At delivery firm Yodel, owned by the billionaire Barclay family, the GMB has negotiated a rise of 20 per cent in basic pay, with overtime rates rising from 150 per cent of basic to 200 per cent. That means overtime has gone up from about £20 to about £35 an hour.
Most supermarkets use a mixture of their own vehicle fleets and drivers and those of third-party logistics providers such as Eddie Stobart, Wincanton and XPO. In food retail, the proportions vary from Aldi, which employs more than three-quarters of its drivers directly, to Iceland, which has outsourced the majority of logistics operations to XPO.
The haulage executive added that the widespread moves to push up salaries would inevitably end up being passed on to consumers.

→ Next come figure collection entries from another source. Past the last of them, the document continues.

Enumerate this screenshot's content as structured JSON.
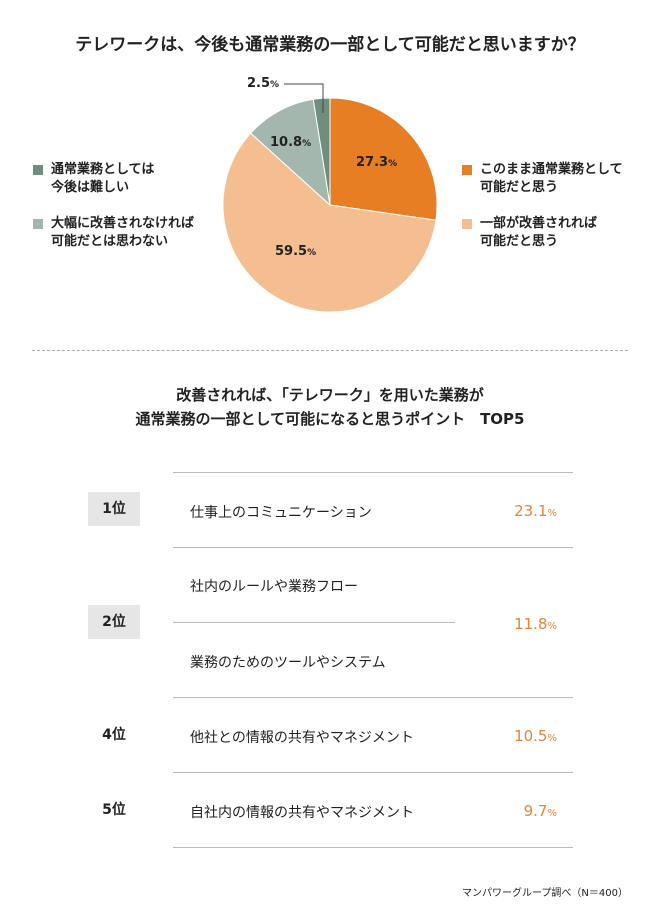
{
  "chart_data": [
    {
      "type": "pie",
      "title": "テレワークは、今後も通常業務の一部として可能だと思いますか？",
      "slices": [
        {
          "label": "このまま通常業務として可能だと思う",
          "label_lines": [
            "このまま通常業務として",
            "可能だと思う"
          ],
          "value": 27.3,
          "display": "27.3",
          "color": "#E87E24"
        },
        {
          "label": "一部が改善されれば可能だと思う",
          "label_lines": [
            "一部が改善されれば",
            "可能だと思う"
          ],
          "value": 59.5,
          "display": "59.5",
          "color": "#F4BE91"
        },
        {
          "label": "大幅に改善されなければ可能だとは思わない",
          "label_lines": [
            "大幅に改善されなければ",
            "可能だとは思わない"
          ],
          "value": 10.8,
          "display": "10.8",
          "color": "#A3B7AE"
        },
        {
          "label": "通常業務としては今後は難しい",
          "label_lines": [
            "通常業務としては",
            "今後は難しい"
          ],
          "value": 2.5,
          "display": "2.5",
          "color": "#6E8F80"
        }
      ],
      "unit": "%",
      "start": "top",
      "direction": "clockwise"
    },
    {
      "type": "table",
      "title_lines": [
        "改善されれば、「テレワーク」を用いた業務が",
        "通常業務の一部として可能になると思うポイント　TOP5"
      ],
      "rows": [
        {
          "rank": "1位",
          "items": [
            "仕事上のコミュニケーション"
          ],
          "value": "23.1"
        },
        {
          "rank": "2位",
          "items": [
            "社内のルールや業務フロー",
            "業務のためのツールやシステム"
          ],
          "value": "11.8"
        },
        {
          "rank": "4位",
          "items": [
            "他社との情報の共有やマネジメント"
          ],
          "value": "10.5"
        },
        {
          "rank": "5位",
          "items": [
            "自社内の情報の共有やマネジメント"
          ],
          "value": "9.7"
        }
      ],
      "unit": "%"
    }
  ],
  "source": "マンパワーグループ調べ（N＝400）"
}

“The reality is, haulage companies are businesses that make margins in the 1-5 per cent range. So putting salaries up will at some point be passed on.”
Suppliers are already finding it hard to retain drivers.
Arla, a big dairy processor, said in July that it was having to axe some deliveries and last week EVCL Chill, a Derbyshire-based chilled food distributor, went into administration citing the impact of “acute driver shortages”.
Richard Wilding, a professor of supply chain strategy at Cranfield School of Management, said many third-party logistics providers would be operating under tenders negotiated before the spike in wages.
They now face a choice between watching drivers quit for more lucrative roles — or raising wages and eroding their already thin margins. “Some will be going back to their clients and saying ‘we need to renegotiate this or service levels will fall off a cliff’,” he said.
Gist, a supplier to Marks and Spencer and others, said it had not been renegotiating contracts with clients. “We’ve been pleased that we have been able to maintain full service,” said Rob Hunt, its director of business services.
Gist is launching fully funded places at a training school and offering a £5,000 sign up and retention bonus.
“We hope to attract people that left the industry or make it attractive for new employees and we have had success with that,” added Hunt.
Kieran Smith, chief executive of agency DriverRequire, said hourly rates were not the only consideration. “Things like shift lengths, start times and paid breaks are also important to drivers,” he said, adding that there was evidence that the premium for working unsocial hours was rising.